School of Social Work Representative Rajan Varmon introduced an amendment to the meeting schedule to discuss the email, which passed unanimously.
After the amendment passed, Varmon provided an update on feedback he received from within the WSU School of Social Work regarding Senate’s statement on Palestine.
“Some members of the School of Social Work reached out to me regarding the email because they were confused by some of the statements the president made,” Varmon said. “One statement in question was the inflammatory wording of it. The members saw the post and informed me that they didn't see that. One thought it was inclusive and clear. Another thought it denounced Islamophobia and antisemitism and they aren't sure why he needed to say that specifically.”
Lukis Bagdon, College of Education representative, said they didn't think Senate should discuss the email without hearing from Wilson directly.
“I agree that it (Wilson’s email) is incredibly confusing and vague in a way that is bothersome,” Bagdon said. “However, I don't know how much us talking about it will lead to any sort of resolution because President Wilson isn't here to explain why certain wording was used.”
Extension Center Representative Jerry Crump said he agreed with Wilson’s view on the statement.
“I understand what he (Wilson) was saying,” Crump said. “I think a lot of it was inflammatory, unnecessary and we didn't solve anything. I said that on that day and I'm still saying it now. We could have put a much less divisive statement out.”
Crump said Senate should begin requiring a two-thirds vote to pass such statements in the future, due to negative feedback he received about the statement.
Director of Public Relations Kelly Whitlock said Senate garnered favorable attention on social media following Wilson's critiques.
“We got a lot more likes and follows after he (Wilson) sent his email,” Whitlock said. “A lot more people were aware and I've received nothing but mostly positive comments. Even though I don't agree with what he put out, I think it helped us reach out to students that have been struggling.”
Bagdon later said they disagreed with using a two-thirds system to pass a statement because it may affect Senate's ability to act quickly.
"50% plus one is good enough to confirm a Supreme Court nominee, I think it should definitely be enough for the Student Senate,” Bagdon said. “I think using a two-thirds vote would make doing anything much harder and would create more roadblocks.”
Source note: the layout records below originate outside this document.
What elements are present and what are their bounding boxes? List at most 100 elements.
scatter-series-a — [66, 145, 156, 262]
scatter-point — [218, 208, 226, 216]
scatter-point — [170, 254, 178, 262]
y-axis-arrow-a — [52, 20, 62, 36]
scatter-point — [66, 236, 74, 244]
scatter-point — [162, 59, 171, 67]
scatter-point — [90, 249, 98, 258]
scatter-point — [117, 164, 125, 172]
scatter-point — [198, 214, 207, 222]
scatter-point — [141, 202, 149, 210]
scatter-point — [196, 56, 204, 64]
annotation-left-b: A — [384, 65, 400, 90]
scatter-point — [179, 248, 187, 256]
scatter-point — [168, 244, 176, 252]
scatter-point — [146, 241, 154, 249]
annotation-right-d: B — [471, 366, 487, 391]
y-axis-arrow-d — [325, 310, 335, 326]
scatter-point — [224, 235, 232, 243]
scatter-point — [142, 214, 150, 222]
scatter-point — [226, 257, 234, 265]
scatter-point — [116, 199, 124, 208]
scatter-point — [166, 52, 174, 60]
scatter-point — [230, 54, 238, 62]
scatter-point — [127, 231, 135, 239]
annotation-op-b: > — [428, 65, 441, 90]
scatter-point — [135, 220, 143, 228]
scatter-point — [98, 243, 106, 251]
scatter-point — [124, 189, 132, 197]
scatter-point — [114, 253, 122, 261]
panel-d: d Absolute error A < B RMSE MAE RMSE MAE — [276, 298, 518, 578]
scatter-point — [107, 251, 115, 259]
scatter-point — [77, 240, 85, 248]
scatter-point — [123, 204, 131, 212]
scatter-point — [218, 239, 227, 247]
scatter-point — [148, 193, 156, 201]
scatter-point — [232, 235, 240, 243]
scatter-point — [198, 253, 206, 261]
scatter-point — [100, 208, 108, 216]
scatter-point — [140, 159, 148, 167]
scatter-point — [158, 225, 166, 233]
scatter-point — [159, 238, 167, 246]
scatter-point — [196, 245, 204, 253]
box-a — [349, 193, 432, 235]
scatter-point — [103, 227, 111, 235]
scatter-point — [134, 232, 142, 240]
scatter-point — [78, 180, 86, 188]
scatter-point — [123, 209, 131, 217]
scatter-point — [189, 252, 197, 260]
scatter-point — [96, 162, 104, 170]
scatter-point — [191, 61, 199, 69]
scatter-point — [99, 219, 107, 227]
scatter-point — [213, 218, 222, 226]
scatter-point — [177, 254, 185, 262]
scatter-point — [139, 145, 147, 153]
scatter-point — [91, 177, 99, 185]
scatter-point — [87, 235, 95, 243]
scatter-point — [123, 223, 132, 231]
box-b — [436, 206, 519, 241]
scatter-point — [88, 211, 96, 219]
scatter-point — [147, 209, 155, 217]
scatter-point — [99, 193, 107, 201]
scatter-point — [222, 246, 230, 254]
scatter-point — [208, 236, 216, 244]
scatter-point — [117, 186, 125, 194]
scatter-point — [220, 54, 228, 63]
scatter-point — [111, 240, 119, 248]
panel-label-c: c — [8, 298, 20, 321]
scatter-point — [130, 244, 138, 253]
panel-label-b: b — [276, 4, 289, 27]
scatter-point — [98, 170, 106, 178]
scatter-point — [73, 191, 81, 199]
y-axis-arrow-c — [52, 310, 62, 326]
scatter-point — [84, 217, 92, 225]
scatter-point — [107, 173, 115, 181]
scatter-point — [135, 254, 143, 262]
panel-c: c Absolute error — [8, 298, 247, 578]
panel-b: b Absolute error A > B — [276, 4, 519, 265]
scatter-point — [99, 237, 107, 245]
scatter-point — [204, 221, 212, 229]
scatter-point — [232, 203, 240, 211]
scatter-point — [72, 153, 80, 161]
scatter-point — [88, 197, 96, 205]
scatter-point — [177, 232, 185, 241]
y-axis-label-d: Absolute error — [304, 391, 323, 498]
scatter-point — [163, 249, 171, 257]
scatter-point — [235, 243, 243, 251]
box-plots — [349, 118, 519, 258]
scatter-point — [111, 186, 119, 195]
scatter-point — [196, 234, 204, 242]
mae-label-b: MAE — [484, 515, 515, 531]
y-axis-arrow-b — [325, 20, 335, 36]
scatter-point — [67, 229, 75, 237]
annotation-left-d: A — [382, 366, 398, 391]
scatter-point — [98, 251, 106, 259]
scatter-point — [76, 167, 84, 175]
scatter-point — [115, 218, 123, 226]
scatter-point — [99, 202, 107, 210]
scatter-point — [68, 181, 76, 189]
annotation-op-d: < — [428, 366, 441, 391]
Senator at Large Zack Thomas said that although he agreed with Crump and Wilson, he did not think using a two-thirds vote would be helpful.
“I think you only need to look at the comments of the Facebook live from the last time and see what we brought to campus,” Thomas said. “There's 500 comments and it's mostly our own students fighting each other, we caused that. However, we shouldn't modify our bylaws to create a two-thirds vote. I think that would tie our hands.”
A motion to end discussion on Wilson’s email was approved unanimously. Senate did not vote on modifying its bylaws to create a two-thirds vote for statements.
Katie Rawlings, associate director of New Student Orientation, also presented WSU’s plans for orientation this year and in the future. Rawlings said all 2021 WSU Orientation Part One activities will be online and attendance will be mandatory for incoming students.
WSU is considering using a hybrid format for orientation in coming years, she said.
“It could look like we’ll offer virtual programs and in-person programs,” Rawlings said. “They will cover similar material but they might look very different. It will mean for us that we can reach international and overseas students much earlier.”
WSU Student Senate will hold its next virtual meeting on June 17 at 6 p.m.